SOMALI REFUGEES ON THEIR WAY HOME FRUSTRATED AT BEING TURNED BACK TO KENYAN CAMPS
Somali refugees who spent 10 days in a crowded transit centre in Dadaab expressed frustration and confusion at being told to go back to the Kenyan refugee camps after their planned journey home to Somalia was put on hold.
Most of the more than 2,000 refugees waiting in the centre, who had signed up for voluntary repatriation to Kismayo in southern Somalia’s Lower Juba region, had packed up their belongings in the camps and given up their homes or shelters.
“We were informed by the UNHCR that we should go back to our houses. I sold my house [in the camp] and have no place to go back to,’’ said Abdi Gahnug Muhumed, speaking to Radio Ergo in the transit centre.
He wanted to take his 10 member family to his native Kismayo after having spent 25 years in Dadaab. He did not want to go back to the camp in Dadaab, he added, especially as the future was uncertain since the Kenyan government’s announcement of the camp closure.
The repatriation of this group of refugees was stalled by an order issued by Jubbaland State of Somalia on 29 August to stop receiving more returning refugees because they lacked the capacity to absorb them.
Refugees said they had not been made fully aware of what was happening and what the consequences were for them.
Some of the refugees had handed over their stick and cloth shelters to camp neighbours as they packed up to go back to Somalia. They had first removed plastic sheeting and anything of value.
“My house was taken apart immediately I left and turned into firewood,” said Khadijo Mayow Mohamed, who is among those people still stranded in the transit centre.
Some of the families had already sent all their household items to Somalia before going to the transit centre. Dahiro sheikh Abubakar told Radio Ergo she sent all her belongings ahead because she would be back in Somalia very soon.
“This place [the transit centre] has poor hygiene standards, even the toilets are dirty, so we are requesting that our issues to be sorted out immediately,” she complained.

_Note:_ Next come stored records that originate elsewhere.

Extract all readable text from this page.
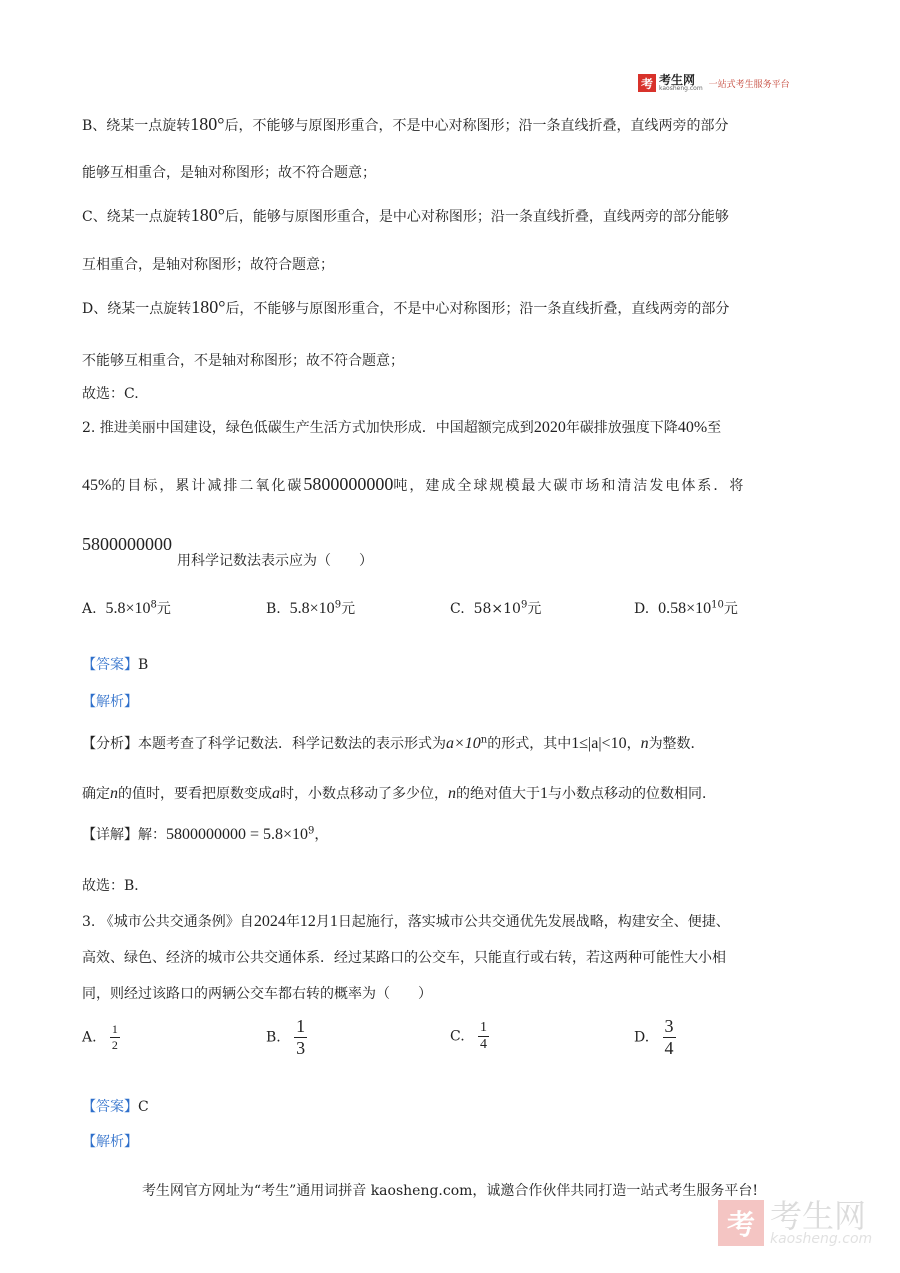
考 考生网
kaosheng.com 一站式考生服务平台
B、绕某一点旋转180°后，不能够与原图形重合，不是中心对称图形；沿一条直线折叠，直线两旁的部分
能够互相重合，是轴对称图形；故不符合题意；
C、绕某一点旋转180°后，能够与原图形重合，是中心对称图形；沿一条直线折叠，直线两旁的部分能够
互相重合，是轴对称图形；故符合题意；
D、绕某一点旋转180°后，不能够与原图形重合，不是中心对称图形；沿一条直线折叠，直线两旁的部分
不能够互相重合，不是轴对称图形；故不符合题意；
故选：C.
2. 推进美丽中国建设，绿色低碳生产生活方式加快形成．中国超额完成到2020年碳排放强度下降40%至
45%的目标，累计减排二氧化碳5800000000吨，建成全球规模最大碳市场和清洁发电体系．将
5800000000
用科学记数法表示应为（　　）
A. $5.8\times 10^8$元	B. $5.8\times 10^9$元	C. $58\times 10^9$元	D. $0.58\times 10^{10}$元
【答案】B
【解析】
【分析】本题考查了科学记数法．科学记数法的表示形式为$a\times 10^n$的形式，其中1≤|a|<10，n为整数．
确定n的值时，要看把原数变成a时，小数点移动了多少位，n的绝对值大于1与小数点移动的位数相同．
【详解】解：$5800000000 = 5.8\times 10^9$，
故选：B．
3. 《城市公共交通条例》自2024年12月1日起施行，落实城市公共交通优先发展战略，构建安全、便捷、
高效、绿色、经济的城市公共交通体系．经过某路口的公交车，只能直行或右转，若这两种可能性大小相
同，则经过该路口的两辆公交车都右转的概率为（　　）
A. $\frac{1}{2}$	B. $\frac{1}{3}$	C. $\frac{1}{4}$	D. $\frac{3}{4}$
【答案】C
【解析】
考生网官方网址为“考生”通用词拼音 kaosheng.com，诚邀合作伙伴共同打造一站式考生服务平台!
考 考生网
kaosheng.com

The transit centre is set up to host would be travellers for not more than 24 hours. Radio Ergo’s local reporter in Dadaab visited the centre and saw people sleeping on pieces of cardboard. The centre has only six toilets and three water taps.
Mohamed Mahad Gurhan, coordinator at UNHCR’s Dadaab office, told Radio Ergo efforts were underway to assist these people. He said they were providing locally cooked food for the families in the transit centre three times a day.
In an interview with Radio Ergo on 30 August, Jubbaland’s Interior Minister Mohamed Warsame Darwiish said his administration would not accept Somali refugees from Dadaab until they were given enough support to help them to cope with their new lives. He said there were already 16,617 returnees in Kismayo and Luq who has been “abandoned” on the streets and were struggling to build a new life in Somalia.